Quand il a commencé à devenir tard j'avais peur c'est presque minuit et je suis seule dans la rue suivant un homme que je ne connais pas, mon courage m'a trahi en ce moment-là. Surtout quand un homme suspicieux a commencé de me suivre à son tour, c'était une scène épouvantable et inintentionnellement j'ai poussé un cri en tremblant du moment où l'homme m'a approché. Là, le voisin s'est retiré de ses réflexions profondes pour se retourner en m'entendant crier son nom. En me voyant dans cet état il m'a reconnu, je lui supplié secrètement de faire quelque chose spécialement lorsque mon cri n'avait aucun effet sur l'homme qui me suive. Après un moment d'hésitation, Gab courrait vers moi.

Gab n'a rien compris, pourquoi je suis là à cette heure ? Et pourquoi ? Comment connais-je son prénom ? Pour une raison que j'ignore j'ai commencé à pleurer, peut-être parce que tous ce que dont j'avais planifié depuis des mois avait effondré devant mes yeux. J'ai cru qu'il y avait un grand secret derrière son comportement, j'ai même imaginé les places où il est susceptible de venir et que je fais du bien en essayant de fixer sa vie. J'avais tort et j'ai senti la plus grande honte de ma vie. Gabrielle n'était qu'un écrivain qui prépare un roman sur la vie à Casablanca, les promenades la nuit les aident à se familiariser avec la ville et trouver de l'inspiration. Il ne m'a pas caché sa stupéfaction et son sourire quand je lui ai raconté que je croyais qu'on est semblables tous les deux dans notre solitude et notre caractère inhabituel, je pense qu'il n'était pas d'accord avec moi.
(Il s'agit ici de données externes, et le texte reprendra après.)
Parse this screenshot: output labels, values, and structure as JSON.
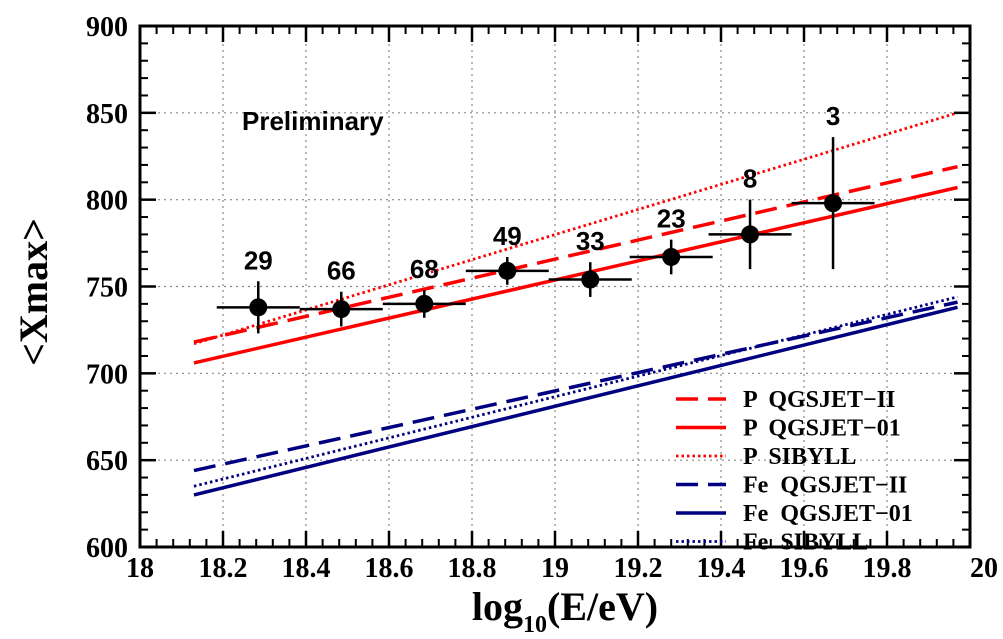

Gabrielle m'a accompagné chez moi, heureusement maman n'était pas encore de retour. J'ai demandé pardon à lui en baissant les yeux, c'était là quand il m'a dit " écoute, je ne pense pas que ce que tu as fait est mal, téméraire ? Oui, étrange ? Peut-être, mais, je vois que c'était digne d'une héroïne insouciante d'un roman intéressant que tout le monde veut lire. Parfois ce qui est différent chez les uns fait l'objet de la passion des autres, bonne nuit chère Alia". La honte a disparu, je n'ai pas dormi cette nuit en pensant à ce que cet écrivain m'a dit, deux semaines plus tard il a déménagé de notre quartier, j'étais reconnaissante il m'a aidé à trouver un rêve, c'est ça ce que je veux, je veux être une héroïne, l'héroïne de ma propre histoire.